Cioè, il carbone finché avrà modo di farlo, continuerà ad adsorbire solo ed unicamente materia organica, ma senza una grande selettività e senza legarla fortemente. Cosa vuol dire ciò? 

Per il carbone, che sulla sua superficie si fermi un amminoacido discioltosi dall’escremento di un pesce o che si leghi una molecola di antibiotico che abbiamo inserito per curare una malattia, non cambia granché, e la forza con cui aderiscono non sarà per nulla forte, e quindi reversibile.
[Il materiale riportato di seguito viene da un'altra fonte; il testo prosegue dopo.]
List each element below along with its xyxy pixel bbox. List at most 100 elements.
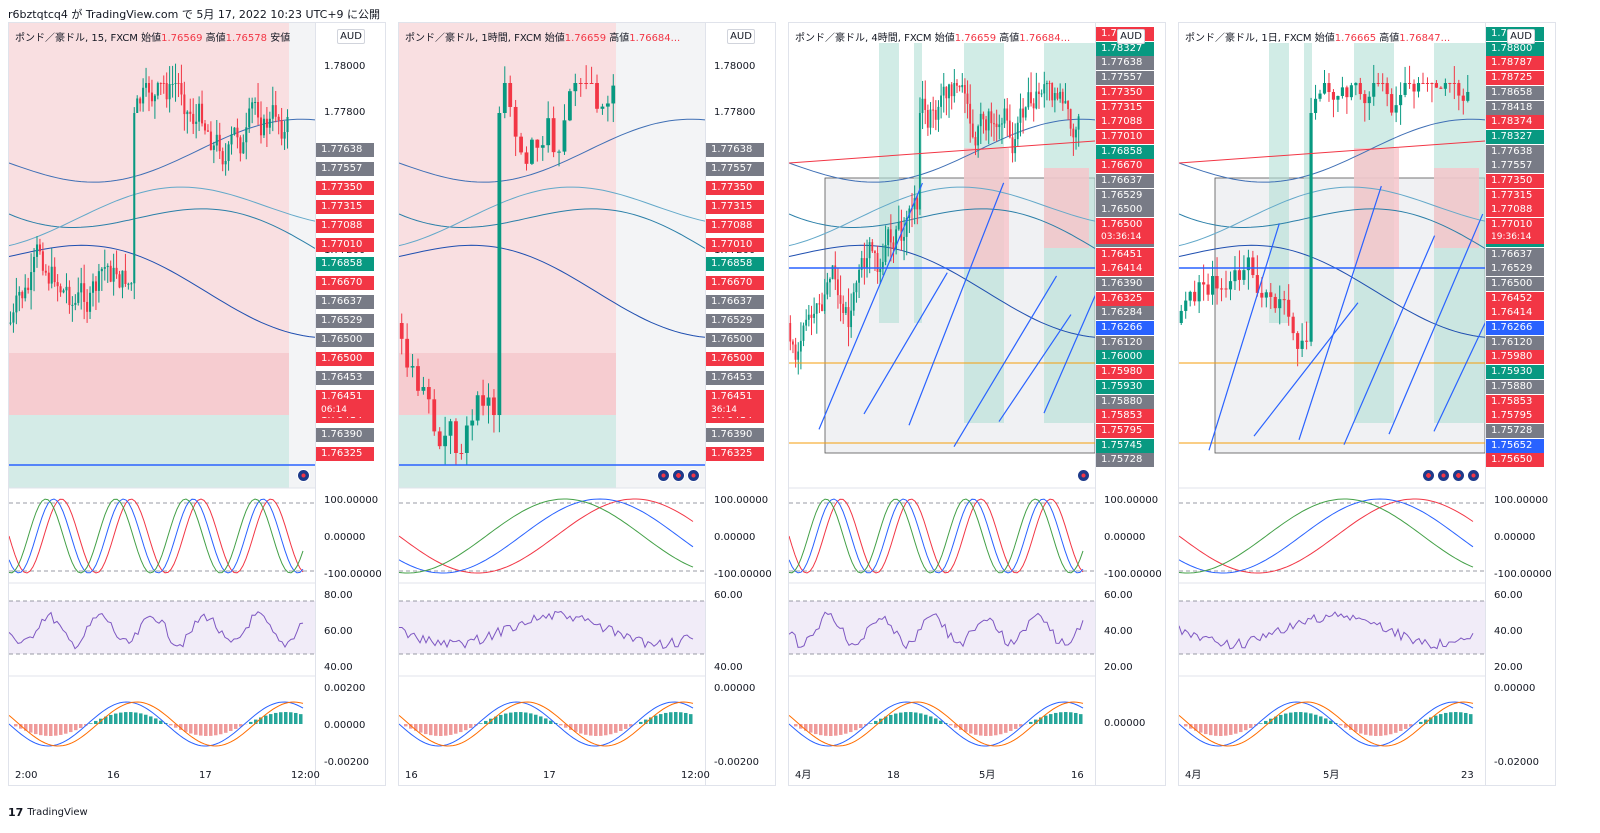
- price-scale[interactable]: 1.783741.783271.776381.775571.773501.773…: [1095, 23, 1165, 785]
- price-chart-canvas[interactable]: [789, 23, 1095, 786]
- candle-body: [810, 314, 813, 318]
- macd-histogram-bar: [1349, 724, 1353, 730]
- macd-histogram-bar: [949, 724, 953, 726]
- time-axis-label: 17: [199, 770, 212, 781]
- candle-body: [850, 310, 853, 328]
- chart-panel-1[interactable]: ポンド／豪ドル, 15, FXCM 始値1.76569 高値1.76578 安値…: [8, 22, 386, 786]
- macd-histogram-bar: [19, 724, 23, 729]
- candle-body: [977, 126, 980, 146]
- economic-event-flag-icon[interactable]: [657, 469, 670, 482]
- price-chart-canvas[interactable]: [399, 23, 705, 786]
- candle-body: [454, 421, 458, 453]
- candle-body: [1269, 292, 1273, 297]
- candle-body: [1008, 120, 1011, 138]
- price-level-tag: 1.78327: [1096, 41, 1154, 56]
- macd-histogram-bar: [924, 714, 928, 724]
- stochastic-line: [1179, 498, 1474, 574]
- economic-event-flag-icon[interactable]: [1437, 469, 1450, 482]
- rsi-axis-label: 40.00: [714, 662, 743, 673]
- macd-histogram-bar: [294, 712, 298, 724]
- time-axis-label: 12:00: [681, 770, 710, 781]
- currency-badge[interactable]: AUD: [727, 29, 755, 44]
- price-axis-label: 1.77800: [324, 107, 366, 118]
- macd-histogram-bar: [469, 724, 473, 729]
- currency-badge[interactable]: AUD: [1117, 29, 1145, 44]
- high-label: 高値: [606, 33, 630, 44]
- economic-event-flag-icon[interactable]: [1077, 469, 1090, 482]
- price-level-tag: 1.77088: [706, 219, 764, 233]
- macd-histogram-bar: [954, 724, 958, 728]
- candle-body: [136, 98, 139, 113]
- candle-body: [1000, 123, 1003, 125]
- economic-event-flag-icon[interactable]: [297, 469, 310, 482]
- price-level-tag: 1.77557: [316, 162, 374, 176]
- candle-body: [953, 83, 956, 97]
- time-axis-label: 23: [1461, 770, 1474, 781]
- price-scale[interactable]: 1.790001.788001.787871.787251.786581.784…: [1485, 23, 1555, 785]
- currency-badge[interactable]: AUD: [1507, 29, 1535, 44]
- candle-body: [165, 83, 168, 100]
- stochastic-line: [789, 498, 1084, 574]
- price-level-tag: 1.75795: [1486, 409, 1544, 424]
- blue-trend-line: [1343, 235, 1436, 445]
- candle-body: [1022, 108, 1024, 118]
- price-level-tag: 1.76500: [1096, 218, 1154, 233]
- stochastic-axis-label: 100.00000: [1494, 495, 1549, 506]
- macd-histogram-bar: [1219, 724, 1223, 736]
- rsi-band: [9, 601, 315, 654]
- candle-body: [1300, 340, 1304, 349]
- candle-body: [1193, 291, 1197, 302]
- chart-panel-3[interactable]: ポンド／豪ドル, 4時間, FXCM 始値1.76659 高値1.76684..…: [788, 22, 1166, 786]
- price-level-tag: 1.76529: [1096, 188, 1154, 203]
- candle-body: [1003, 108, 1006, 124]
- macd-histogram-bar: [1469, 714, 1473, 724]
- candle-body: [847, 307, 850, 328]
- macd-histogram-bar: [664, 712, 668, 724]
- economic-event-flag-icon[interactable]: [1467, 469, 1480, 482]
- price-scale[interactable]: 1.780001.778001.772001.776381.775571.773…: [705, 23, 775, 785]
- chart-panel-4[interactable]: ポンド／豪ドル, 1日, FXCM 始値1.76665 高値1.76847...…: [1178, 22, 1556, 786]
- macd-histogram-bar: [1264, 720, 1268, 724]
- time-axis-label: 16: [107, 770, 120, 781]
- macd-histogram-bar: [189, 724, 193, 734]
- macd-histogram-bar: [1054, 712, 1058, 724]
- price-chart-canvas[interactable]: [9, 23, 315, 786]
- macd-histogram-bar: [1389, 724, 1393, 735]
- stochastic-axis-label: 100.00000: [1104, 495, 1159, 506]
- price-level-tag: 1.76670: [706, 276, 764, 290]
- macd-histogram-bar: [829, 724, 833, 736]
- candle-body: [834, 265, 837, 280]
- candle-body: [611, 85, 616, 104]
- candle-body: [562, 120, 567, 152]
- economic-event-flag-icon[interactable]: [1422, 469, 1435, 482]
- candle-body: [1040, 93, 1043, 95]
- tradingview-footer[interactable]: 𝟭𝟳 TradingView: [8, 806, 88, 819]
- macd-histogram-bar: [984, 724, 988, 736]
- macd-histogram-bar: [1239, 724, 1243, 733]
- candle-body: [546, 118, 551, 146]
- economic-event-flag-icon[interactable]: [1452, 469, 1465, 482]
- economic-event-flag-icon[interactable]: [672, 469, 685, 482]
- blue-trend-line: [1433, 321, 1485, 432]
- candle-body: [74, 302, 77, 305]
- candle-body: [1255, 275, 1259, 293]
- candle-body: [1006, 108, 1009, 121]
- chart-panel-2[interactable]: ポンド／豪ドル, 1時間, FXCM 始値1.76659 高値1.76684..…: [398, 22, 776, 786]
- stochastic-axis-label: -100.00000: [714, 569, 772, 580]
- price-scale[interactable]: 1.780001.778001.772001.776381.775571.773…: [315, 23, 385, 785]
- time-axis-label: 4月: [1185, 770, 1202, 781]
- price-level-tag: 1.76325: [316, 447, 374, 461]
- macd-histogram-bar: [94, 720, 98, 724]
- macd-histogram-bar: [1224, 724, 1228, 736]
- economic-event-flag-icon[interactable]: [687, 469, 700, 482]
- macd-histogram-bar: [594, 724, 598, 736]
- candle-body: [1407, 83, 1412, 84]
- macd-histogram-bar: [64, 724, 68, 734]
- macd-histogram-bar: [134, 712, 138, 724]
- macd-histogram-bar: [1319, 716, 1323, 724]
- candle-body: [799, 340, 802, 352]
- candle-body: [399, 323, 404, 339]
- macd-histogram-bar: [1229, 724, 1233, 735]
- price-chart-canvas[interactable]: [1179, 23, 1485, 786]
- currency-badge[interactable]: AUD: [337, 29, 365, 44]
Ne deriva, quindi, che dopo un certo periodo in cui tutti i siti in cui si poteva legare qualcosa saranno occupati, una nuova molecola normalmente presente in vasca vada a scalzare una di antibiotico, rimettendo questo in circolo.

Se quindi stiamo usando il carbone per un trattamento medicinale, si, è bene tenerlo per un periodo limitato per evitare che tracce della sostanza da rimuovere tornino in giro a dar fastidio.

Ma se invece abbiamo inserito il carbone per “lavare la vasca” o per risolvere una esplosione batterica?

In questo caso il materiale adsorbito sarà quello sempre presente in circolo, quindi una volta che il carbone sarà saturo di materiale organico, una molecola A andrà a prendere il posto di un’altra molecola A, che tornerà in circolo. Totale dell’operazione: 0. il Carbone è diventato “inerte”, non svolge più il suo lavoro, ma nemmeno inquina. Possiamo a quel punto rimuoverlo, o lasciarlo dov’è. Non cambierà nulla, tranne che a causa della sua elevata porosità il carbone diventerà anche un eccellente supporto biologico per il nostro filtro. Se non abbiamo quindi la necessità di fertilizzare, la sua presenza non ci crea nessun problema. 

Se stiamo fertilizzando, invece, il carbone assorbirà per prima cosa tutto il chelato, rilasciando poi (statisticamente) più ferro, l’elemento sempre più presente nei fertilizzanti a microelementi, che altri metalli. Il risultato sarà una intossicazione della pianta, con possibilità di deformazione degli apici, e, se non interveniamo in fretta, cambiando il carbone e ripartendo in pochi giorni con una dose bilanciata, anche alla perdita della pianta, qualora questa sia particolarmente delicata nei confronti dei microelementi.